The saga of Roy and Harry and Jon is an unsavoury one but it can serve a purpose by making us think about our own attitudes. The brilliant American novelist George Saunders gave a famous talk to college students where he lauded the importance of kindness because it is the kindness of other people towards us which we remember most in our lives.

He was right. Perhaps the biggest achievement any of us can manage in our lives is to become kinder. It's not as easy as it sounds. And perhaps it's particularly difficult in sport, with its winner-takes-all ethos and its military rhetoric. We've all heard the stories of the insanely competitive underage coaches who seem determined to remove any possibility of enjoyment from their teams.

In many ways they're Roy Keane writ small.
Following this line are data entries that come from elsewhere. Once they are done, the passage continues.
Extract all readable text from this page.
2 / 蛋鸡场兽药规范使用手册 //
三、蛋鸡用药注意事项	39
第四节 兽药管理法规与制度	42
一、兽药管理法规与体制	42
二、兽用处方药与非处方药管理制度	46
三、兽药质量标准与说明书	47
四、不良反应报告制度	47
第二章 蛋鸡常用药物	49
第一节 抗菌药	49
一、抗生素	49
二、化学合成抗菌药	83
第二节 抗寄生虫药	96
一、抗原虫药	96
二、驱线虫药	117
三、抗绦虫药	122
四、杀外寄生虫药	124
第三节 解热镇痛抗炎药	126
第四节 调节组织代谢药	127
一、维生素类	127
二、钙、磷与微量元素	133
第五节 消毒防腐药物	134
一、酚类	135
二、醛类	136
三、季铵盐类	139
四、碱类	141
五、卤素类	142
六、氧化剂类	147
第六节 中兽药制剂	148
I suspect those lads would have sympathised with him over the past week. They know sometimes you have to tell a player he's a c**t and a prick because you're passionate about what you do and the important thing in life is to be a winner.

Except it's not. The important thing in this life is to be kind, and if sport can't accommodate that then sport is useless. Most of us know that. Limerick are the most popular hurling champions in years not just because of their fairytale victory but because of the dignity and decency with which they greeted success. Dublin are cut from the same cloth.

The abiding images from this year's All-Ireland celebrations are not of pubs but of Liam MacCarthy and Sam Maguire being brought round to schools and to hospitals where they raise the spirits in children battling with sickness. That's the mark of a country changing for the better.

Recently sportsmen have also been to the forefront in trying to dispel the stigma of mental illness by talking about their emotions in a way which would once have been taboo. They've been instrumental in dispelling the mystique which once surrounded the 'Hard Man' in this society.

The Hard Man is on his way out. Soon he'll be as obsolete as a public pay phone. There's no room anymore for the kind of approach exemplified by what Roy Keane said to Harry Arter.

If Ireland lose to Wales and Denmark next month, chances are O'Neill will depart and everyone will agree Keane's behaviour was a disaster in terms of team morale. But if they win those games chances are someone will say, "Well Roy, you must have given them a good talking to before tonight?" and everyone will go "Ha ha ha" and all will be happy again.

But results won't make this right. Roy Keane is in the wrong because as people we should try to treat each other with a bit of respect. Every medal ever minted isn't worth a small scrap of human decency.

There are far more important things in life than football scores.